Either can be solved mid-recipe by either putting the dough in the fridge for the butter to re-harden OR adding a little (whole) milk.

Soon you'll be baking up my kinda batches!

Wednesday, 5 February 2014

H is for Hot Pot

We've got friends coming over for Friday supper and by the time we've got out of the city, it's already quite late so I need to serve up a meal that people can enjoy really quickly.  It's also cold so I want something warming.

So I'm doing Da Been Lo or Chinese hot pot.   This does only work if you have an individual electric or butane ring that can sit in the middle of your (protected) table, as some of the food may take a bit of cooking.*

And it does need a bit of prior preparation to make the raw food appealing, but you can make up the soup base (in fact it's better as the flavours come together) ad chop up the meat/veggies (sealed into bags so they don't dry out) the night before.

I swear by Ching He Huang's spicy hotpot soup base, but if the ingredients list or spice puts you off, then a chicken or veggie stock is fine.  Just cook in some Shiitaki mushrooms to help make it a bit more authentic.

I then put sliced raw ingredients into individual serving dishes and arrange around the hot pot.  Then everyone gets some dipping sauce by their own place setting.  My list typically includes:

  • Oriental mushrooms (Waitrose sell great all-in-one packs)
  • Sugar snap peas
  • Bak Choi (separate the leaves from the stems and chop the stems in half)
  • Spinach
  • Thinly sliced beef steak (part freeze it to be able to slice very thinly)
  • Skewered (raw) king prawns
  • Crispy tofu
  • Lotus root^
  • Beef dumplings^
  • Fish dumplings^
  • Udon noodles

^ bought from the Chinese supermarket or mostly available online.

Bring the soup to the boil, and ask people put in what they want to eat and when it's done, fish it out. Don't overload the soup otherwise everything takes forever to cook.  And have a couple of slotted spoons available so people can fish out their food.  The dumplings are done when they float, the prawns when they're pink.

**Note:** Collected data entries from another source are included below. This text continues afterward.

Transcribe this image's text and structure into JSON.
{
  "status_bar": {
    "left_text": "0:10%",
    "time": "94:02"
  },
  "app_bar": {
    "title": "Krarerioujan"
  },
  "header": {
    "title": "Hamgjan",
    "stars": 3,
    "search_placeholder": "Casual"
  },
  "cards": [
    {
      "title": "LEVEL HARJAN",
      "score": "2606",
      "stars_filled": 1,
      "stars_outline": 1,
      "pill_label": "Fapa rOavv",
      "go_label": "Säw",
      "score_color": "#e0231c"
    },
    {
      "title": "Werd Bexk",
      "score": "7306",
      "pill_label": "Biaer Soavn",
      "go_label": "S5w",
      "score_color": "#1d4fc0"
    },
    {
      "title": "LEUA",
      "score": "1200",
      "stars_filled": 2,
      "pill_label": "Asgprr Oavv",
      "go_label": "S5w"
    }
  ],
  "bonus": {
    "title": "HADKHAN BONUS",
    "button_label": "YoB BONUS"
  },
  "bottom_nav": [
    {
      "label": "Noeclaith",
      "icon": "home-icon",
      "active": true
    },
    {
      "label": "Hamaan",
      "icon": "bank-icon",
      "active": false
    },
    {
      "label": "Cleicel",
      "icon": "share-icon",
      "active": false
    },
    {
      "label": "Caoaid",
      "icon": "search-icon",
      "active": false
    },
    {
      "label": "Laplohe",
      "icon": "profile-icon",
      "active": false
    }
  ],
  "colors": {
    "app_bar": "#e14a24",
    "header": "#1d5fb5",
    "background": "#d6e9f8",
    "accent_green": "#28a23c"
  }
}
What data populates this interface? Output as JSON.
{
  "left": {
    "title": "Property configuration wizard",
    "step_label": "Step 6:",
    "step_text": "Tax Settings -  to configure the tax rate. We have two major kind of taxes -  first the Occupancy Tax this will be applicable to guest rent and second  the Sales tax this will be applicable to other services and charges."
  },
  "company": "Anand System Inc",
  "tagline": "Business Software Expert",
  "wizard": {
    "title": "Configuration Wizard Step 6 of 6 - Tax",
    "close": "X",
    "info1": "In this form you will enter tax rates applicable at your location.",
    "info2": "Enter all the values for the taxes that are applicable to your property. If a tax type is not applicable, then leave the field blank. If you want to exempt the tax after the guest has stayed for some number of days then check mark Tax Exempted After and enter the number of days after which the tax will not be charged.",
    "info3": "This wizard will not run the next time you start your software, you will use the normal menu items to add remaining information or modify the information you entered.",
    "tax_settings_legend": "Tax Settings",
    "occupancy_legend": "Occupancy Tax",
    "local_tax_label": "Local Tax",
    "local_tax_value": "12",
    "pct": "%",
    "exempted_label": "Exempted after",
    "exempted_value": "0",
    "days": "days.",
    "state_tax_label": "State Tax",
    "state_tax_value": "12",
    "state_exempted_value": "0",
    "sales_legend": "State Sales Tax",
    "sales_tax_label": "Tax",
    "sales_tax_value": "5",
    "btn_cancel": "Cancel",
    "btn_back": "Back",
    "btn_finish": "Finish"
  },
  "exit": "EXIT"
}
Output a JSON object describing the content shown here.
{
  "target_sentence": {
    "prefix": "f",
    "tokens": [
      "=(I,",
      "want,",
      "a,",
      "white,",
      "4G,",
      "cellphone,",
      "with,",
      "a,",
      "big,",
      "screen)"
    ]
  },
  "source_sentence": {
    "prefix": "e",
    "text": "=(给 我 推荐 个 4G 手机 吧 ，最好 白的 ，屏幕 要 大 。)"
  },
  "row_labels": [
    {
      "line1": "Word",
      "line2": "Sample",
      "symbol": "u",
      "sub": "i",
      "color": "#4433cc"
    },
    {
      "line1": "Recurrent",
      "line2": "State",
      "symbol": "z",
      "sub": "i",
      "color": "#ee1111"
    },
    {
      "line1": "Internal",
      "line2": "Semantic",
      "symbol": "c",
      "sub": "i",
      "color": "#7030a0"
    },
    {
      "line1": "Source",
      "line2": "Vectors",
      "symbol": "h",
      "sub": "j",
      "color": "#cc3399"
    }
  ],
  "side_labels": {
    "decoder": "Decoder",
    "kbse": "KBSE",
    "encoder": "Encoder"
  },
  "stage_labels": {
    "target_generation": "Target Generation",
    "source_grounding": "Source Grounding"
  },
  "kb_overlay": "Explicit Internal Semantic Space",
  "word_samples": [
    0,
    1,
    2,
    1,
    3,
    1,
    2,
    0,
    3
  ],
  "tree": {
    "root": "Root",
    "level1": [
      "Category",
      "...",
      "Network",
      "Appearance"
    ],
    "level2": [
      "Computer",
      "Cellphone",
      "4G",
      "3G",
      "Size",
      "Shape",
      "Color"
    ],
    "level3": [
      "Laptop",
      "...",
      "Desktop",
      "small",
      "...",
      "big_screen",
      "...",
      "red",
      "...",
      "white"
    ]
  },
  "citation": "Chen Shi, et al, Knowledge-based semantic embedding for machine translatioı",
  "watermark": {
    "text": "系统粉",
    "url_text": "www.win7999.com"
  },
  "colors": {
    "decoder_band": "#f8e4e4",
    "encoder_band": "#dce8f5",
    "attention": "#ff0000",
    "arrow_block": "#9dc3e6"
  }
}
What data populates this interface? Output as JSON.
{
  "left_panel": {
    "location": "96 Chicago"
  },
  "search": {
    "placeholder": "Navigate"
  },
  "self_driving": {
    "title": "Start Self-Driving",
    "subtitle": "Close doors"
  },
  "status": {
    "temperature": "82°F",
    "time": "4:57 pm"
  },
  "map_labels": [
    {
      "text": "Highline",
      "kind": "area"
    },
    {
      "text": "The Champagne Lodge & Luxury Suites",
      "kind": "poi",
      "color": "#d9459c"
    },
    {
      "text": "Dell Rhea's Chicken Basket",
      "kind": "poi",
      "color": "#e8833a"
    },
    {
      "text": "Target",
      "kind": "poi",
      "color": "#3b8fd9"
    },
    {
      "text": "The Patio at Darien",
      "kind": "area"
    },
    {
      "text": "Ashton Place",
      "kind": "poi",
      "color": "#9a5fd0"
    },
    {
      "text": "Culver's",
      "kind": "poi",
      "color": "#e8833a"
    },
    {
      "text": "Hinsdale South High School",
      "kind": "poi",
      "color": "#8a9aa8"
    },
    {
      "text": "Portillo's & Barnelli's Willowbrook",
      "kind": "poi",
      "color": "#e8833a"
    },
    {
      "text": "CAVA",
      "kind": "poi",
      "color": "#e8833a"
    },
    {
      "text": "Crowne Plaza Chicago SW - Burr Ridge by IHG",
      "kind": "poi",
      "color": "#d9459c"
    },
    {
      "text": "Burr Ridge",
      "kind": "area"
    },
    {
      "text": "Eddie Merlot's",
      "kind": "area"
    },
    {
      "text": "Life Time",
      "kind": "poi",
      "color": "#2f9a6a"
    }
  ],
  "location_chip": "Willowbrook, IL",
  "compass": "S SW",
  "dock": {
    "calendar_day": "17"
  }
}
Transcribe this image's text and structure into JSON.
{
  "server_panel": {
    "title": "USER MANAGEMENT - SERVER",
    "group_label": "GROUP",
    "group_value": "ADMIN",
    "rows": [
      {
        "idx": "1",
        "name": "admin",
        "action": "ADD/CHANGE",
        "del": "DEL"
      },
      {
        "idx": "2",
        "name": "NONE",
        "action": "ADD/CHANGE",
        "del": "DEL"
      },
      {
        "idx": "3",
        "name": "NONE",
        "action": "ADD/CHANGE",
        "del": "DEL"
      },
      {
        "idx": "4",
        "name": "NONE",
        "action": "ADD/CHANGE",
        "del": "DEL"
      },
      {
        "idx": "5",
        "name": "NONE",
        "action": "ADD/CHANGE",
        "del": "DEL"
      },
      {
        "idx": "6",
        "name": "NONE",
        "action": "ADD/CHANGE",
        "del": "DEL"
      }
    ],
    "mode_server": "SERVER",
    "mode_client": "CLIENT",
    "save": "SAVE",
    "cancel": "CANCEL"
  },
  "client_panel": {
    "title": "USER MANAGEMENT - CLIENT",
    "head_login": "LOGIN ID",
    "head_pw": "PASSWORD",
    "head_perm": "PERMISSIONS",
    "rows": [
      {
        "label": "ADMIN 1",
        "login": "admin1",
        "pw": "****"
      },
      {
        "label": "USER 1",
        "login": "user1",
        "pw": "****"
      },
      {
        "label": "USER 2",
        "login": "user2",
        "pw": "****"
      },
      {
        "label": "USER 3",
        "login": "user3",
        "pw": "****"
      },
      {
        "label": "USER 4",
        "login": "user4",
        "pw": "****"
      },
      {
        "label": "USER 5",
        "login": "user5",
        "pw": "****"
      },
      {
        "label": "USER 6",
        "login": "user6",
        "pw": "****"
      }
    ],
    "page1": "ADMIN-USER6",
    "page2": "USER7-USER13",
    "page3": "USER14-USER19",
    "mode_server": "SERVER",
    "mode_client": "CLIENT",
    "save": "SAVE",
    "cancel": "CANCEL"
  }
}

I generally leave the udon noodles till the end but that's just a Chinese thing about leaving the rice to fill up after the more expensive ingredients have been enjoyed.

* All is not lost if you don't have a ring as you can bring the soup to boil on the hob.  You just need to keep the ingredients to things that will just cook with hot water poured over them (e.g. matchstick carrots, julienned spring onion lengths, vermicelli noodles, wafer thin beef, Enoki mushrooms, shredded Chinese leaf, bean sprouts).